Pith reviewed 2026-05-21 20:24 UTC · model grok-4.3
The pith
Importance sampling ratios in outcome-supervised RL shift into token weights that unbalance positive and negative advantage updates.
A machine-rendered reading of the paper's core claim, the machinery that carries it, and where it could break.
Core claim
In OSRL advantages are shared across tokens within a response, so importance sampling ratios shift from distribution correction to allocating the shared advantage signal at token level. This shift produces a critical mismatch for positive-advantage tokens that suppresses updates to underrepresented tokens while over-amplifying high-probability tokens, creating rich-get-richer dynamics that drive entropy collapse, excessive repetition, and premature convergence.
What carries the argument
The role shift of importance sampling ratios from distribution correction to token-level advantage allocation under shared advantages in OSRL
If this is right
- Reversing the ratio weighting for positive-advantage tokens aligns their update direction with that of negative-advantage tokens.
- The correction reduces entropy collapse and excessive repetition during training.
- Training stability improves while gradient flow is preserved.

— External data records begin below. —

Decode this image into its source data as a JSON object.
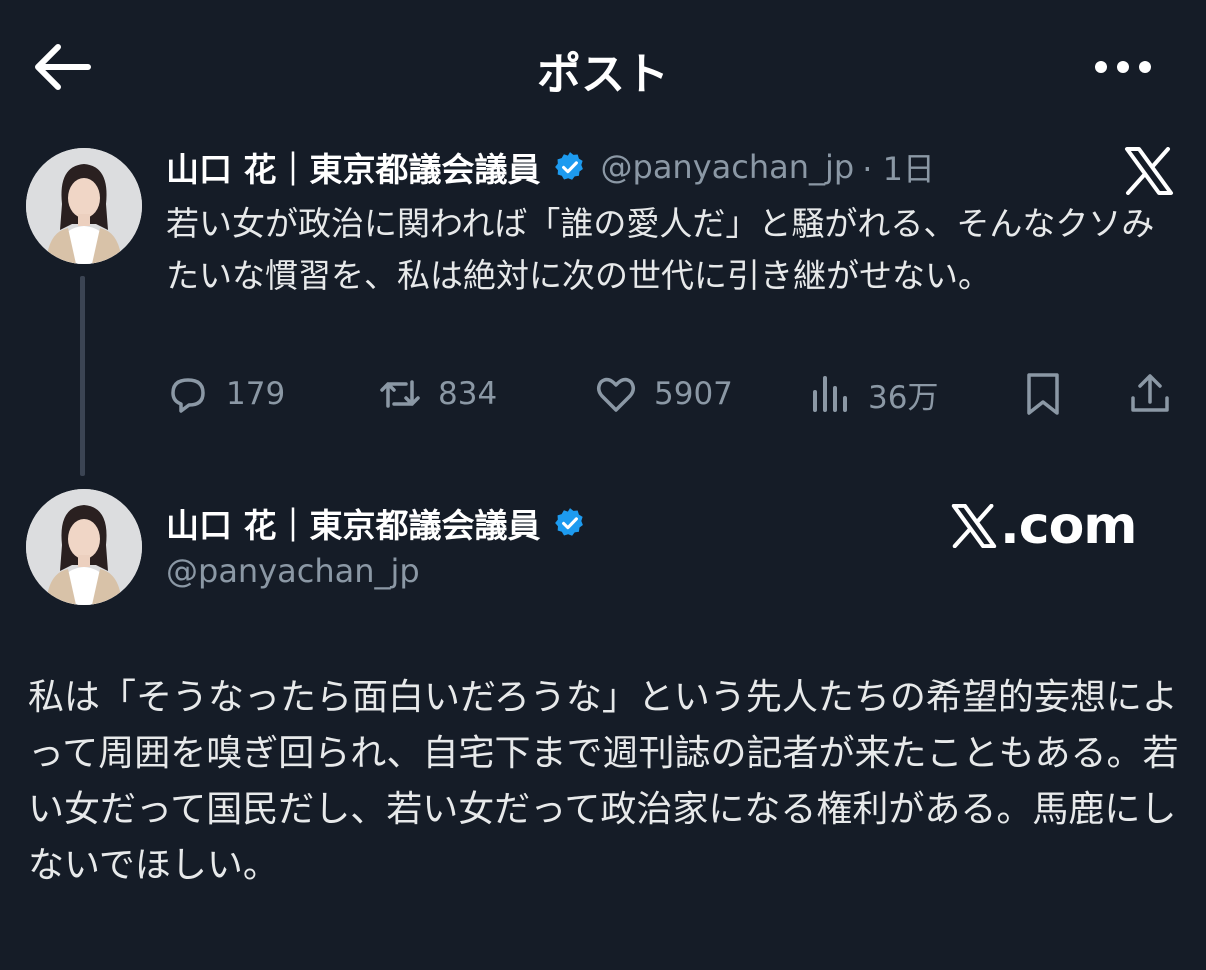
{
  "header": {
    "title": "ポスト",
    "back_icon": "arrow-left-icon",
    "more_icon": "more-horizontal-icon"
  },
  "reply_context_tweet": {
    "author_name": "山口 花｜東京都議会議員",
    "verified": true,
    "handle": "@panyachan_jp",
    "time": "· 1日",
    "text": "若い女が政治に関われば「誰の愛人だ」と騒がれる、そんなクソみたいな慣習を、私は絶対に次の世代に引き継がせない。",
    "stats": {
      "replies": "179",
      "reposts": "834",
      "likes": "5907",
      "views": "36万"
    }
  },
  "main_post": {
    "author_name": "山口 花｜東京都議会議員",
    "verified": true,
    "handle": "@panyachan_jp",
    "watermark": ".com",
    "text": "私は「そうなったら面白いだろうな」という先人たちの希望的妄想によって周囲を嗅ぎ回られ、自宅下まで週刊誌の記者が来たこともある。若い女だって国民だし、若い女だって政治家になる権利がある。馬鹿にしないでほしい。"
  },
  "colors": {
    "background": "#151c27",
    "text": "#e7e9ea",
    "muted": "#8b98a5",
    "verified": "#1d9bf0"
  }
}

- Performance rises on math reasoning and coding benchmarks relative to standard GRPO baselines.
Where Pith is reading between the lines
- Similar ratio-induced weighting imbalances may appear in other RL methods that share a single outcome signal across long sequences.

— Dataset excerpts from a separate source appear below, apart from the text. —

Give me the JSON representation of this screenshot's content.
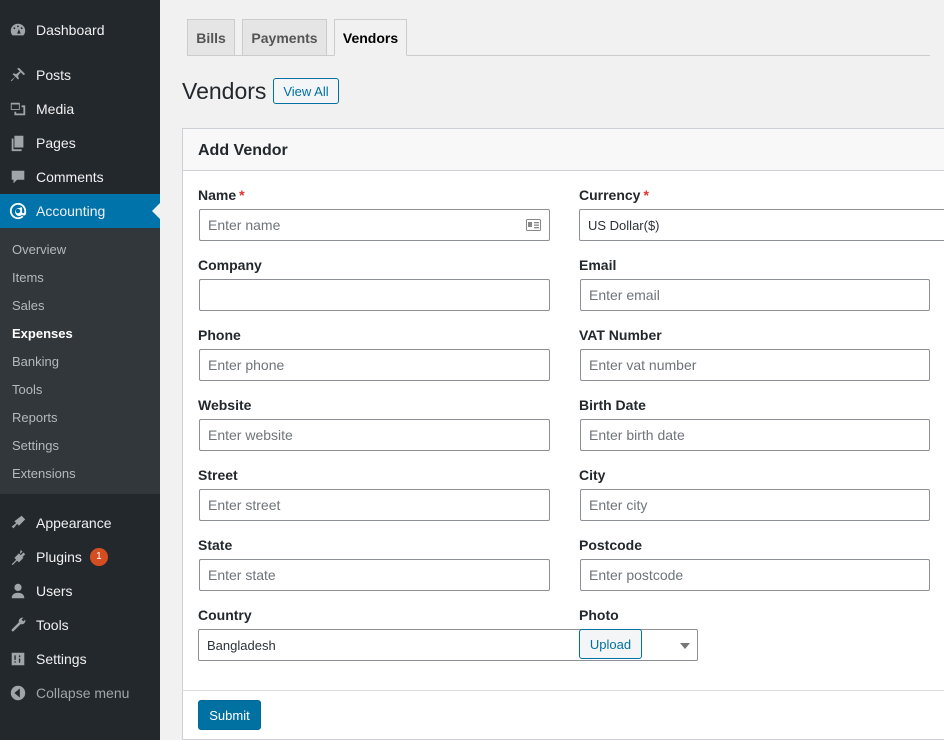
{
  "sidebar": {
    "top_items": [
      {
        "label": "Dashboard",
        "icon": "dashboard-icon"
      },
      {
        "label": "Posts",
        "icon": "pin-icon"
      },
      {
        "label": "Media",
        "icon": "media-icon"
      },
      {
        "label": "Pages",
        "icon": "pages-icon"
      },
      {
        "label": "Comments",
        "icon": "comment-icon"
      },
      {
        "label": "Accounting",
        "icon": "accounting-icon"
      }
    ],
    "submenu": [
      "Overview",
      "Items",
      "Sales",
      "Expenses",
      "Banking",
      "Tools",
      "Reports",
      "Settings",
      "Extensions"
    ],
    "current_submenu": "Expenses",
    "bottom_items": [
      {
        "label": "Appearance",
        "icon": "brush-icon"
      },
      {
        "label": "Plugins",
        "icon": "plugin-icon",
        "badge": "1"
      },
      {
        "label": "Users",
        "icon": "user-icon"
      },
      {
        "label": "Tools",
        "icon": "wrench-icon"
      },
      {
        "label": "Settings",
        "icon": "sliders-icon"
      }
    ],
    "collapse_label": "Collapse menu"
  },
  "tabs": [
    "Bills",
    "Payments",
    "Vendors"
  ],
  "active_tab": "Vendors",
  "page": {
    "title": "Vendors",
    "view_all_label": "View All"
  },
  "form": {
    "title": "Add Vendor",
    "required_mark": "*",
    "name": {
      "label": "Name",
      "placeholder": "Enter name"
    },
    "currency": {
      "label": "Currency",
      "value": "US Dollar($)"
    },
    "company": {
      "label": "Company",
      "placeholder": ""
    },
    "email": {
      "label": "Email",
      "placeholder": "Enter email"
    },
    "phone": {
      "label": "Phone",
      "placeholder": "Enter phone"
    },
    "vat": {
      "label": "VAT Number",
      "placeholder": "Enter vat number"
    },
    "website": {
      "label": "Website",
      "placeholder": "Enter website"
    },
    "birth_date": {
      "label": "Birth Date",
      "placeholder": "Enter birth date"
    },
    "street": {
      "label": "Street",
      "placeholder": "Enter street"
    },
    "city": {
      "label": "City",
      "placeholder": "Enter city"
    },
    "state": {
      "label": "State",
      "placeholder": "Enter state"
    },
    "postcode": {
      "label": "Postcode",
      "placeholder": "Enter postcode"
    },
    "country": {
      "label": "Country",
      "value": "Bangladesh"
    },
    "photo": {
      "label": "Photo",
      "upload_label": "Upload"
    },
    "submit_label": "Submit"
  },
  "colors": {
    "sidebar_bg": "#23282d",
    "submenu_bg": "#32373c",
    "accent": "#0073aa",
    "badge": "#d54e21",
    "required": "#dc3232"
  }
}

- The asymmetric correction may combine with existing clipping thresholds to produce further gains in stability.
- Credit allocation rules in token-level RL more generally may need explicit asymmetry to avoid probability-dependent suppression.
Load-bearing premise
The observed entropy collapse, repetition, and premature convergence are caused primarily by the unbalanced token weighting induced by importance sampling ratios rather than by reward design, data distribution, or optimizer choices.
What would settle it
Training runs that apply the proposed asymmetric ratio reversal for positive-advantage tokens yet still show the same suppression of low-probability positive tokens or the same rate of entropy collapse would falsify the claimed mechanism.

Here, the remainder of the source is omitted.